The International Monetary Fund has advised Angola and other oil-exporting countries in Sub-Saharan Africa to manage extraordinary oil revenues cautiously amid global economic uncertainty.
Speaking in Luanda on Thursday, May 7 during the presentation of the IMF’s Regional Economic Outlook report, Antonio David urged Governments to use surplus earnings from high crude oil prices to strengthen foreign reserves and rebuild economic buffers.
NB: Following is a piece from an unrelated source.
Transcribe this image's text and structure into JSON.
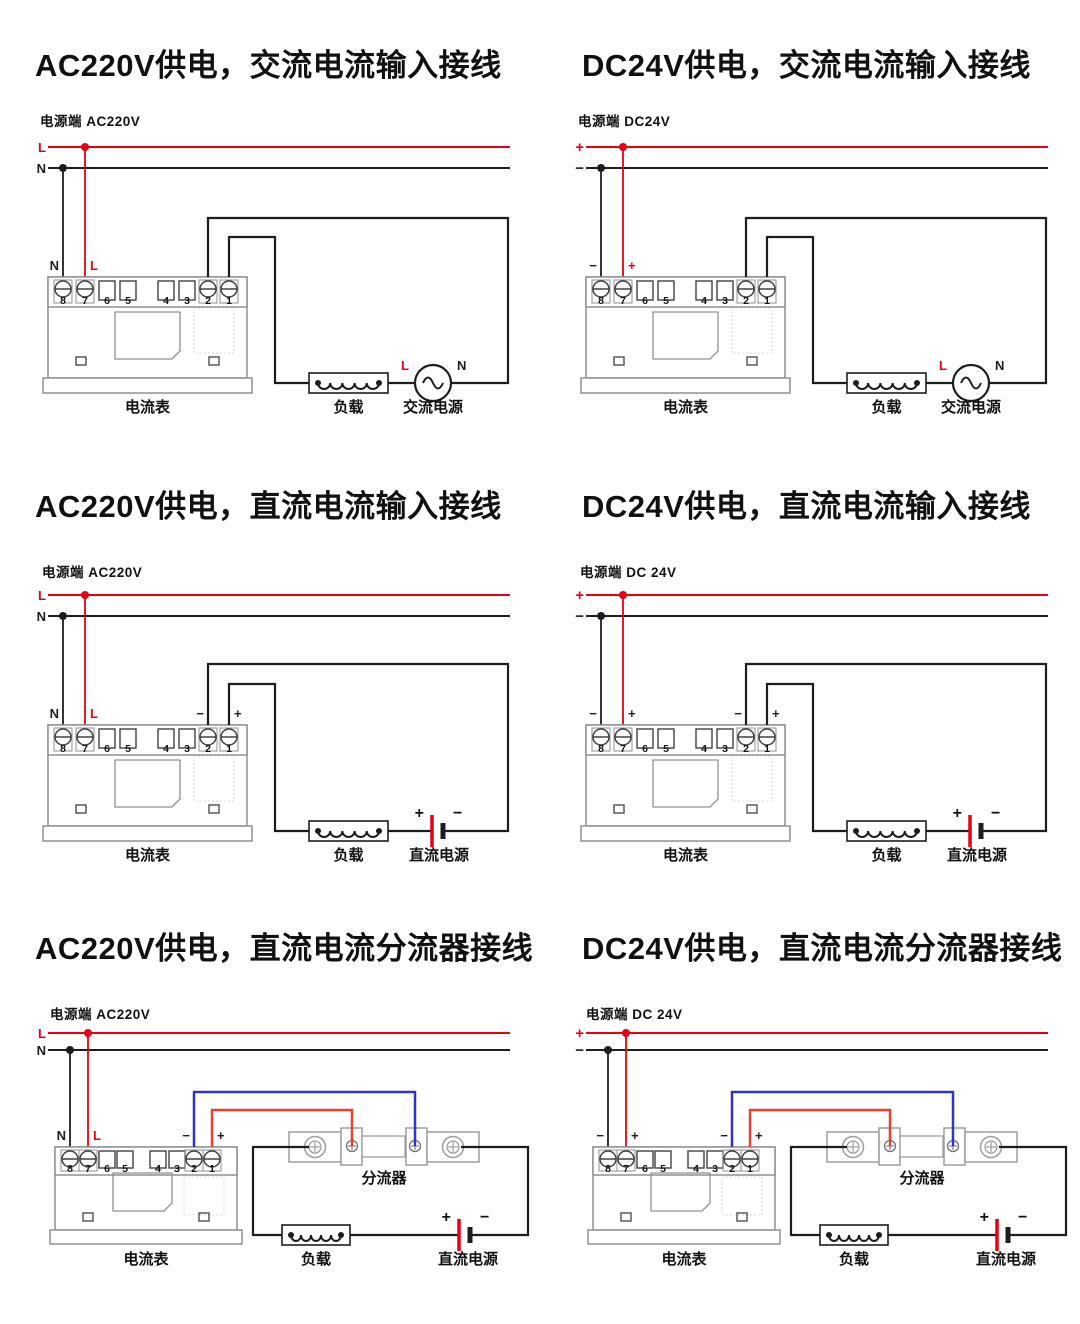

The IMF also recommended maintaining tight monetary policies in countries facing high inflation and continuing fiscal consolidation efforts to ensure debt sustainability, particularly among Portuguese-speaking African nations. The institution further called for targeted social protection measures to support vulnerable populations in countries with limited fiscal capacity.
Antonio David warned that a prolonged conflict in the Middle East until 2027 could reduce regional economic growth by 0.6 percentage points and push inflation more than two percentage points above current projections. He added that rising oil and fertilizer prices linked to global conflicts could worsen food insecurity across the region.
Despite global volatility, the IMF noted that oil exporters such as Angola and the Democratic Republic of the Congo have maintained access to international capital markets, collectively issuing about 9.6 billion U.S. dollars in Eurobonds in early 2026.
The IMF projects Sub-Saharan Africa’s economy to grow by 4.3 per cent in 2026, slightly below the 4.5 per cent recorded in 2025 due to external shocks and geopolitical tensions.